Orice Williams Brown, chief operating officer at GAO, said the key to federal fraud prevention is ensuring agencies design antifraud controls into programs from the start.

“We have to make sure that agencies understand that prevention is key, and having upfront controls isn’t at odds with their core mission,” Brown said. “It’s actually integral to the mission, and I think that if Congress could push on one place, I think that’s critically important, because that will make it a priority for the agencies.”

Data on federal fraud

But witnesses pointed to a lack of data sharing across agencies as a key barrier to combatting federal fraud and improper payments. The Treasury Department, for instance, needed Congress to pass legislation to gain temporary access to SSA’s Death Master File so it could avoid sending payments to dead people during the pandemic.

Linda Miller, former PRAC deputy executive director and co-founder of the new Program Integrity Alliance, said Congress should look to give Treasury permanent access to the Death Master File, as well as other data sources, to improve the agency’s “Do Not Pay” system.

Miller advocated for Treasury also gain access to the National Directory of New Hires, which is administered at the Department of Health and Human Services. And she called for Treasury to gain exemptions to the Computer Matching and Privacy Protection Act, which regulates the automated matching of records across agencies.

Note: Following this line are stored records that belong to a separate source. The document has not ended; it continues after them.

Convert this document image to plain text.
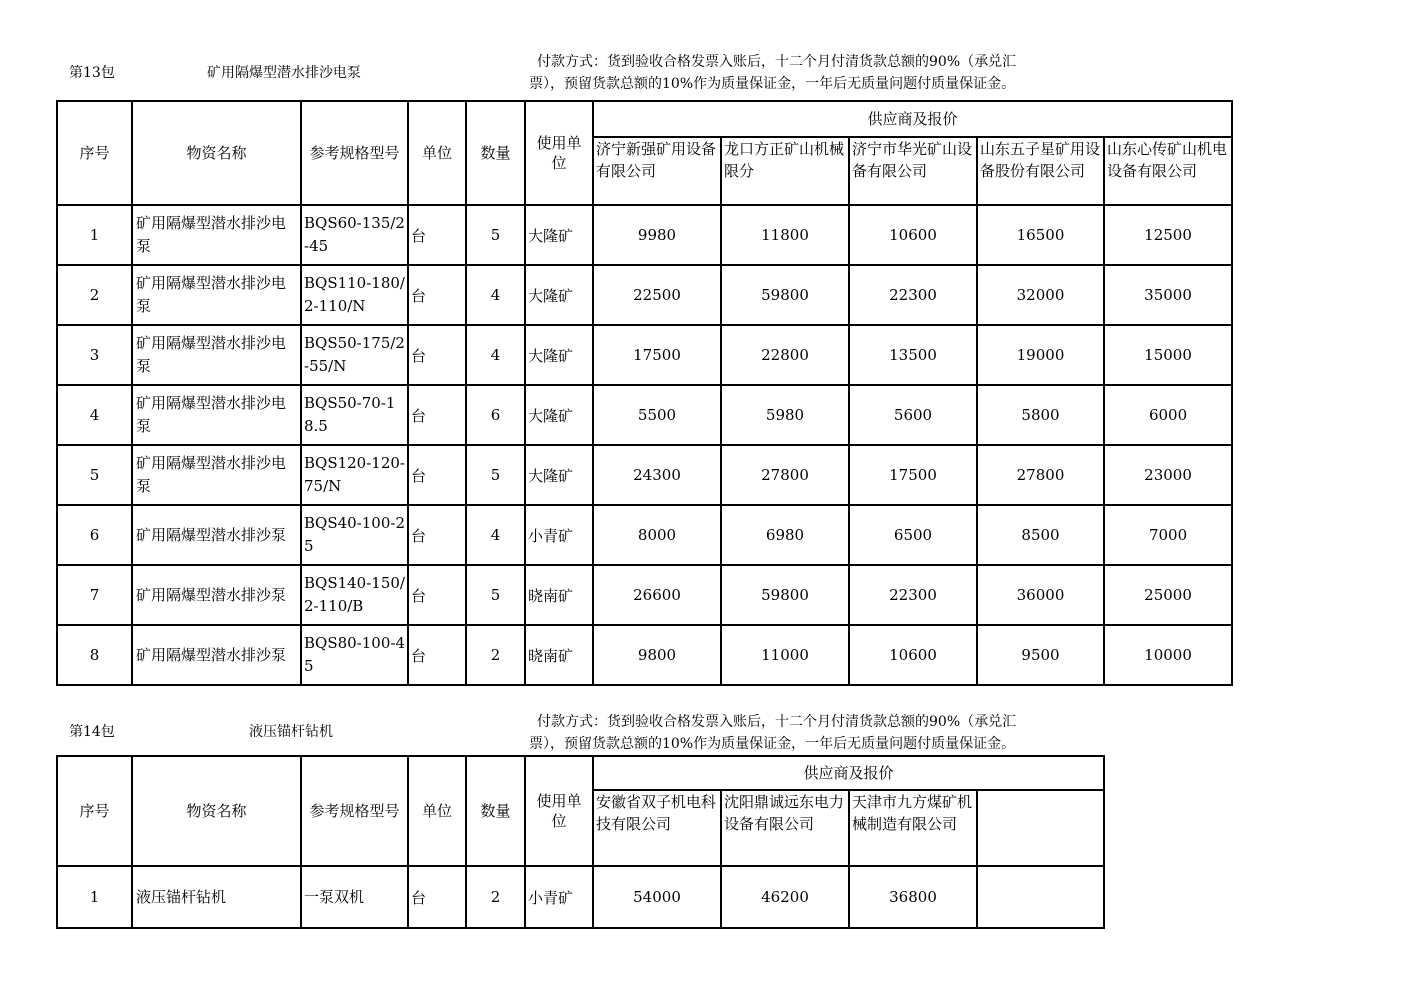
第13包	矿用隔爆型潜水排沙电泵
付款方式：货到验收合格发票入账后，十二个月付清货款总额的90%（承兑汇
票），预留货款总额的10%作为质量保证金，一年后无质量问题付质量保证金。
序号	物资名称	参考规格型号	单位	数量	使用单位	供应商及报价				
						济宁新强矿用设备有限公司	龙口方正矿山机械限分	济宁市华光矿山设备有限公司	山东五子星矿用设备股份有限公司	山东心传矿山机电设备有限公司
1	矿用隔爆型潜水排沙电泵	BQS60-135/2-45	台	5	大隆矿	9980	11800	10600	16500	12500
2	矿用隔爆型潜水排沙电泵	BQS110-180/2-110/N	台	4	大隆矿	22500	59800	22300	32000	35000
3	矿用隔爆型潜水排沙电泵	BQS50-175/2-55/N	台	4	大隆矿	17500	22800	13500	19000	15000
4	矿用隔爆型潜水排沙电泵	BQS50-70-18.5	台	6	大隆矿	5500	5980	5600	5800	6000
5	矿用隔爆型潜水排沙电泵	BQS120-120-75/N	台	5	大隆矿	24300	27800	17500	27800	23000
6	矿用隔爆型潜水排沙泵	BQS40-100-25	台	4	小青矿	8000	6980	6500	8500	7000
7	矿用隔爆型潜水排沙泵	BQS140-150/2-110/B	台	5	晓南矿	26600	59800	22300	36000	25000
8	矿用隔爆型潜水排沙泵	BQS80-100-45	台	2	晓南矿	9800	11000	10600	9500	10000
第14包	液压锚杆钻机
付款方式：货到验收合格发票入账后，十二个月付清货款总额的90%（承兑汇
票），预留货款总额的10%作为质量保证金，一年后无质量问题付质量保证金。
序号	物资名称	参考规格型号	单位	数量	使用单位	供应商及报价			
						安徽省双子机电科技有限公司	沈阳鼎诚远东电力设备有限公司	天津市九方煤矿机械制造有限公司	
1	液压锚杆钻机	一泵双机	台	2	小青矿	54000	46200	36800	
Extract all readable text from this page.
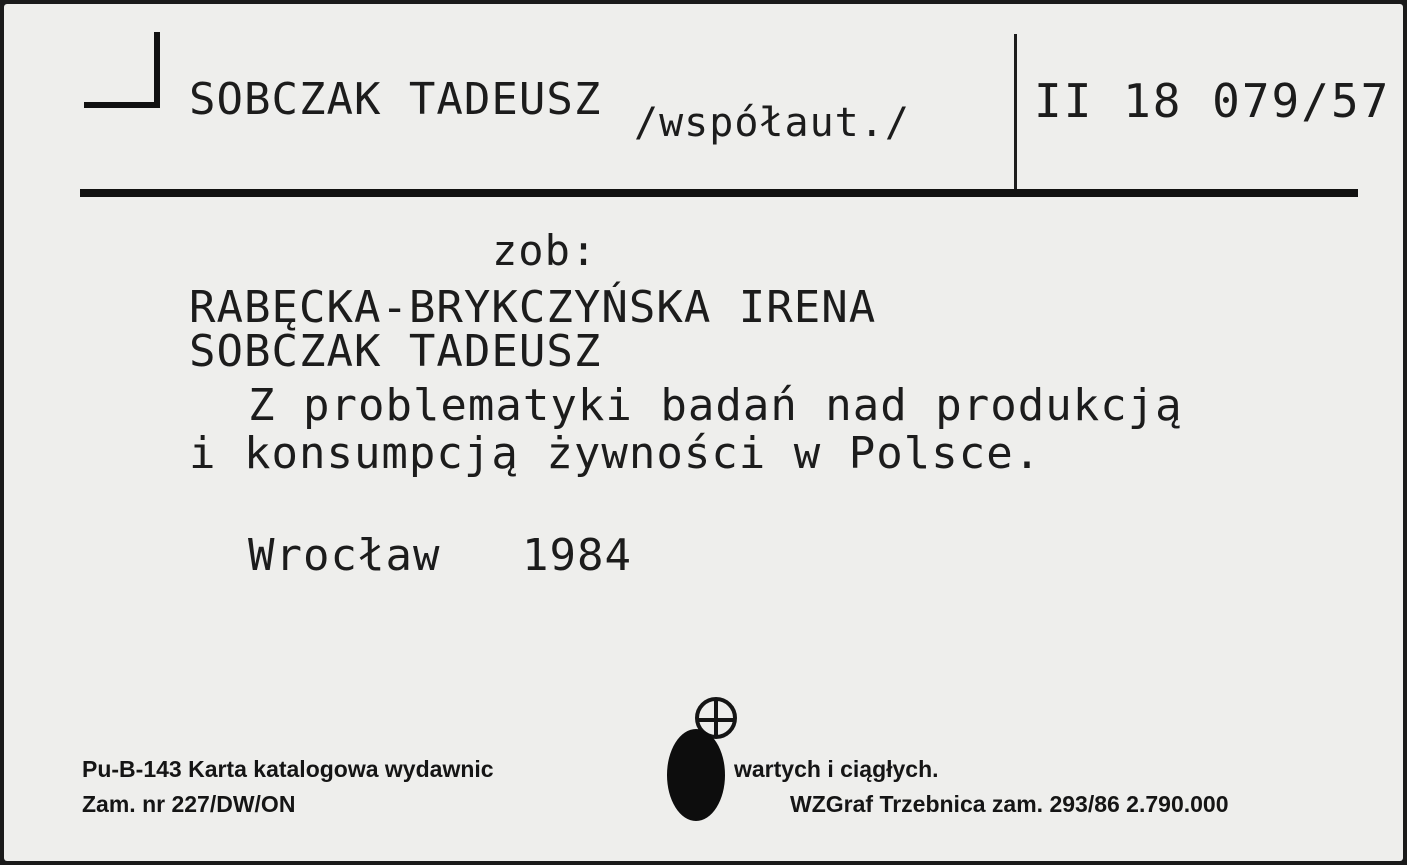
SOBCZAK TADEUSZ /współaut./	II 18 079/57
zob:
RABĘCKA-BRYKCZYŃSKA IRENA
SOBCZAK TADEUSZ
Z problematyki badań nad produkcją
i konsumpcją żywności w Polsce.
Wrocław 1984
Pu-B-143 Karta katalogowa wydawnic	wartych i ciągłych.
Zam. nr 227/DW/ON	WZGraf Trzebnica zam. 293/86 2.790.000
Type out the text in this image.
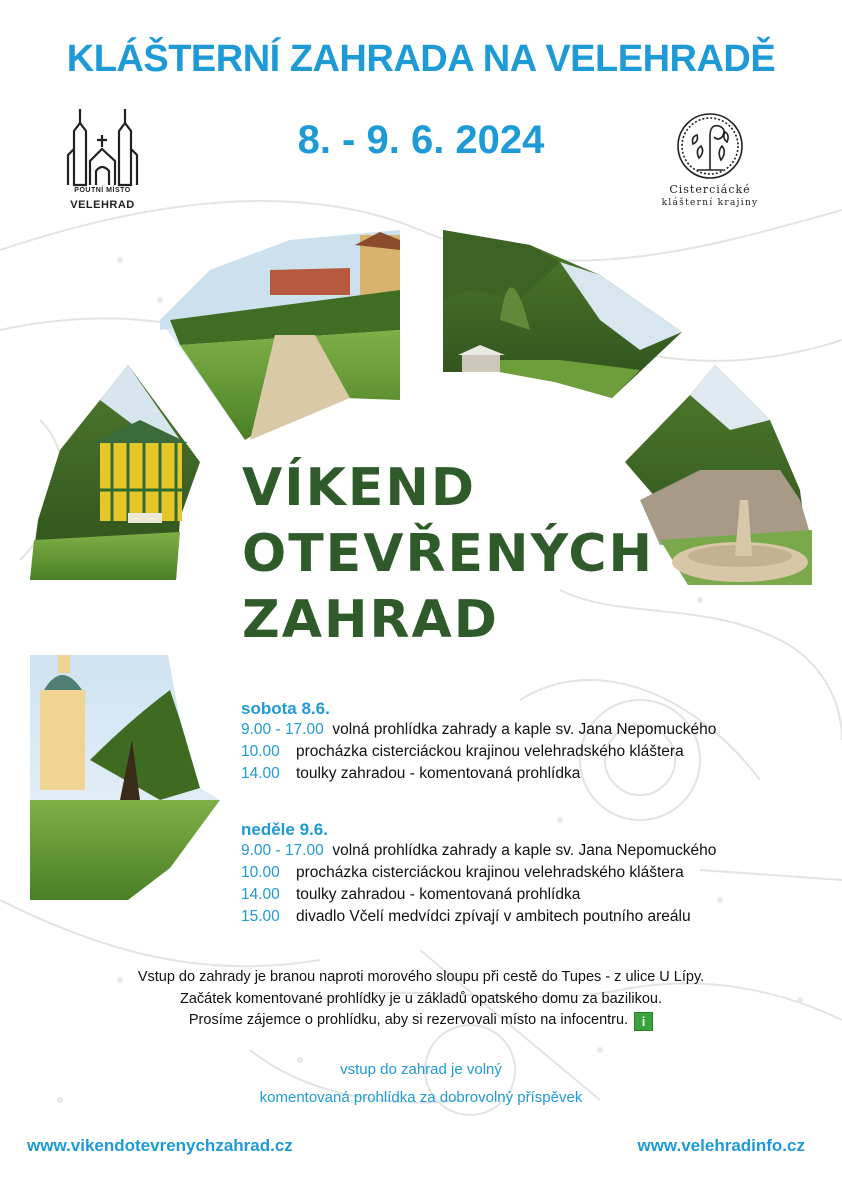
KLÁŠTERNÍ ZAHRADA NA VELEHRADĚ
8. - 9. 6. 2024
POUTNÍ MÍSTO
VELEHRAD
Cisterciácké
klášterní krajiny
VÍKEND
OTEVŘENÝCH
ZAHRAD
sobota 8.6.
9.00 - 17.00 volná prohlídka zahrady a kaple sv. Jana Nepomuckého
10.00 procházka cisterciáckou krajinou velehradského kláštera
14.00 toulky zahradou - komentovaná prohlídka
neděle 9.6.
9.00 - 17.00 volná prohlídka zahrady a kaple sv. Jana Nepomuckého
10.00 procházka cisterciáckou krajinou velehradského kláštera
14.00 toulky zahradou - komentovaná prohlídka
15.00 divadlo Včelí medvídci zpívají v ambitech poutního areálu
Vstup do zahrady je branou naproti morového sloupu při cestě do Tupes - z ulice U Lípy.
Začátek komentované prohlídky je u základů opatského domu za bazilikou.
Prosíme zájemce o prohlídku, aby si rezervovali místo na infocentru. i
vstup do zahrad je volný
komentovaná prohlídka za dobrovolný příspěvek
www.vikendotevrenychzahrad.cz	www.velehradinfo.cz
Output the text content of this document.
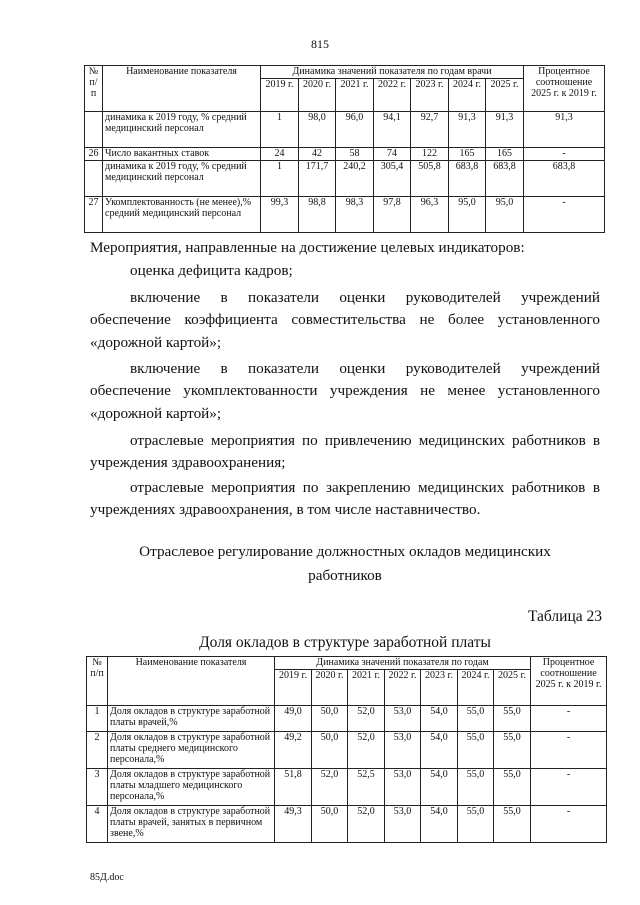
815
№ п/п	Наименование показателя	Динамика значений показателя по годам врачи							Процентное соотношение 2025 г. к 2019 г.
		2019 г.	2020 г.	2021 г.	2022 г.	2023 г.	2024 г.	2025 г.	
	динамика к 2019 году, % средний медицинский персонал	1	98,0	96,0	94,1	92,7	91,3	91,3	91,3
26	Число вакантных ставок	24	42	58	74	122	165	165	-
	динамика к 2019 году, % средний медицинский персонал	1	171,7	240,2	305,4	505,8	683,8	683,8	683,8
27	Укомплектованность (не менее),% средний медицинский персонал	99,3	98,8	98,3	97,8	96,3	95,0	95,0	-
Мероприятия, направленные на достижение целевых индикаторов:
оценка дефицита кадров;
включение в показатели оценки руководителей учреждений обеспечение коэффициента совместительства не более установленного «дорожной картой»;
включение в показатели оценки руководителей учреждений обеспечение укомплектованности учреждения не менее установленного «дорожной картой»;
отраслевые мероприятия по привлечению медицинских работников в учреждения здравоохранения;
отраслевые мероприятия по закреплению медицинских работников в учреждениях здравоохранения, в том числе наставничество.
Отраслевое регулирование должностных окладов медицинских
работников
Таблица 23
Доля окладов в структуре заработной платы
№ п/п	Наименование показателя	Динамика значений показателя по годам							Процентное соотношение 2025 г. к 2019 г.
		2019 г.	2020 г.	2021 г.	2022 г.	2023 г.	2024 г.	2025 г.	
1	Доля окладов в структуре заработной платы врачей,%	49,0	50,0	52,0	53,0	54,0	55,0	55,0	-
2	Доля окладов в структуре заработной платы среднего медицинского персонала,%	49,2	50,0	52,0	53,0	54,0	55,0	55,0	-
3	Доля окладов в структуре заработной платы младшего медицинского персонала,%	51,8	52,0	52,5	53,0	54,0	55,0	55,0	-
4	Доля окладов в структуре заработной платы врачей, занятых в первичном звене,%	49,3	50,0	52,0	53,0	54,0	55,0	55,0	-
85Д.doc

“There’s a lot of technological advancement in hashing and being able to mask the identities the person identifiable information,” Miller said. “And so this privacy issue, the tension between privacy advocates and the use of data for fraud prevention, is a real tension in the policy space.”

While many agencies struggle with antifraud controls, Miller said there are some “bright spots.” She pointed to efforts at the Treasury’s Office of Payment Integrity and the Small Business Administration, respectively, to use more fraud prevention data and tools.

“Hardworking public servants across the government are trying to meaningfully tackle the problem, but legal barriers, technological limitations, scarce resources and lack of senior level buy-in are too often standing in their way,” Miller said.